Some analysts yesterday described the terms of TransCentury’s entry to the NSE as savvy, pointing to the Capital Markets Authority’s (CMA) decision to allow majority shareholders to sell up to 50 per cent of their stakes in the early days of the listing.
The shareholders will have to hold the remaining half of their stakes for the two years that the capital markets regulator has locked them into the company’s list of owners.
“As a sign of commitment to the growth of the company and confidence in the long-term fundamentals, key shareholders have agreed not to offload 50 per cent of their stake for a period of 24 months after the listing,” says the information memorandum issued to the public Tuesday.
This is a marked departure from Equity Bank’s listing, where the majority shareholders were barred from selling even a single share for a period of two years and from the experience of Scan Groups’ majority shareholders who were locked in for five years after initial public offering. TransCentury is majority owned by 13 shareholders with more than 3 per cent stake each amounting to 190 million shares or 71 per cent of the company.
The largest single owner is the estate of the late James Gachui with 22.3 million shares or an 8.37 per cent stake worth Sh1.12 billion at the price of Sh50 a share.
Kenya Revenue Authority’s Commissioner General, Michael Waweru has a 7.96 per cent stake or 21.2 million shares valued at Sh1.06 billion followed by businessman Peter Kanyango with a 7.17 stake or 19.2 million shares worth Sh957 million.
Dyer and Blair’s chairman Jimnah Mbaru and TransCentury’s chairman Zeph Mbugua have a 6.24 and 6.22 per cent stake respectively or 16.6 million shares each worth Sh830 million each.

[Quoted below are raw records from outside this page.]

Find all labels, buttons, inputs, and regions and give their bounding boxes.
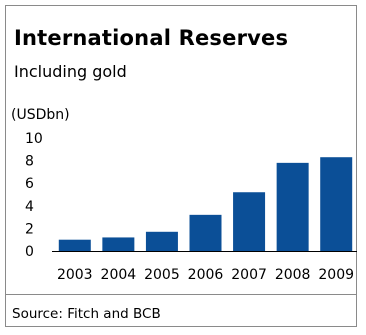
bar-2004 [102, 237, 135, 251]
source-separator [5, 294, 357, 295]
source-note: Source: Fitch and BCB [12, 306, 161, 322]
chart-subtitle: Including gold [14, 62, 127, 81]
bars [58, 157, 353, 251]
bar-2009 [320, 157, 353, 251]
bar-2005 [145, 231, 178, 251]
bar-2003 [58, 239, 91, 251]
x-tick-label: 2006 [188, 267, 224, 283]
y-tick-label: 2 [25, 221, 34, 237]
y-tick-label: 6 [25, 176, 34, 192]
y-tick-label: 10 [25, 131, 43, 147]
chart-title: International Reserves [14, 26, 289, 50]
x-tick-label: 2009 [318, 267, 354, 283]
x-tick-label: 2008 [275, 267, 311, 283]
x-axis-tick-labels: 2003 2004 2005 2006 2007 2008 2009 [57, 267, 354, 283]
x-tick-label: 2003 [57, 267, 93, 283]
x-tick-label: 2007 [231, 267, 267, 283]
bar-2008 [276, 162, 309, 251]
bar-2006 [189, 214, 222, 251]
x-tick-label: 2005 [144, 267, 180, 283]
y-tick-label: 4 [25, 199, 34, 215]
x-tick-label: 2004 [101, 267, 137, 283]
y-axis-unit-label: (USDbn) [11, 107, 70, 123]
y-tick-label: 0 [25, 244, 34, 260]
y-tick-label: 8 [25, 154, 34, 170]
bar-2007 [233, 192, 266, 251]
y-axis-ticks: 0 2 4 6 8 10 [25, 131, 43, 260]
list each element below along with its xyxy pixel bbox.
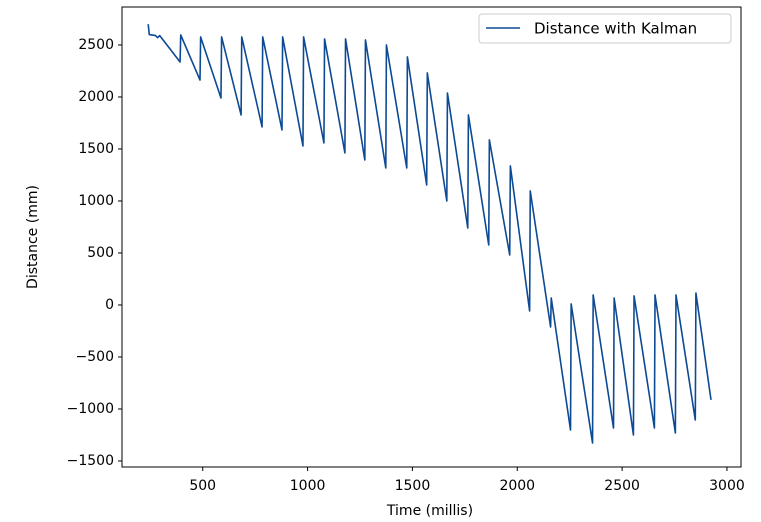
x-tick-label: 500 — [189, 478, 216, 494]
y-tick-label: −500 — [76, 349, 114, 365]
y-tick-label: 2500 — [78, 37, 114, 53]
y-tick-label: 1500 — [78, 141, 114, 157]
legend-label: Distance with Kalman — [534, 20, 697, 38]
x-tick-label: 3000 — [709, 478, 745, 494]
x-axis-label: Time (millis) — [386, 503, 473, 519]
plot-frame — [121, 6, 742, 468]
x-tick-label: 1500 — [395, 478, 431, 494]
y-tick-label: 0 — [105, 297, 114, 313]
x-tick-label: 2500 — [604, 478, 640, 494]
y-tick-label: 1000 — [78, 193, 114, 209]
y-axis-label: Distance (mm) — [25, 185, 41, 289]
data-line — [147, 24, 712, 444]
y-tick-label: 2000 — [78, 89, 114, 105]
y-tick-label: −1000 — [67, 401, 114, 417]
legend-box — [478, 13, 732, 44]
x-tick-label: 2000 — [499, 478, 535, 494]
y-tick-label: 500 — [87, 245, 114, 261]
x-tick-label: 1000 — [290, 478, 326, 494]
y-tick-label: −1500 — [67, 453, 114, 469]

NSE’s chairman and Kengen’s chief executive Edward Njoroge has a 5.78 stake or 15.4 million shares valued at Sh771 million while Ephraim Njogu holds a 5.06 per cent stake or 13.5 million shares worth Sh676 million.
Also in the list of majority shareholders are Stephen Waruhiu, Drummond Investment Banks’ chairman Ndungu Gathinji, Joseph Magari, Job Karira, Robin Kimotho and Peter Mbogua.
The remaining 417 shareholders with less than three per cent of the company each share 76.6 million shares or 29 per cent valued at Sh3.83 billion. TransCentury was established in 1997 .
TransCentury owns stakes in cable factories which include East African Cables in Kenya and Tanzania, Cableries du Congo in DR Congo and Kweberg Cables in South Africa, which manufacture wires and transmission cables under its power infrastructure division.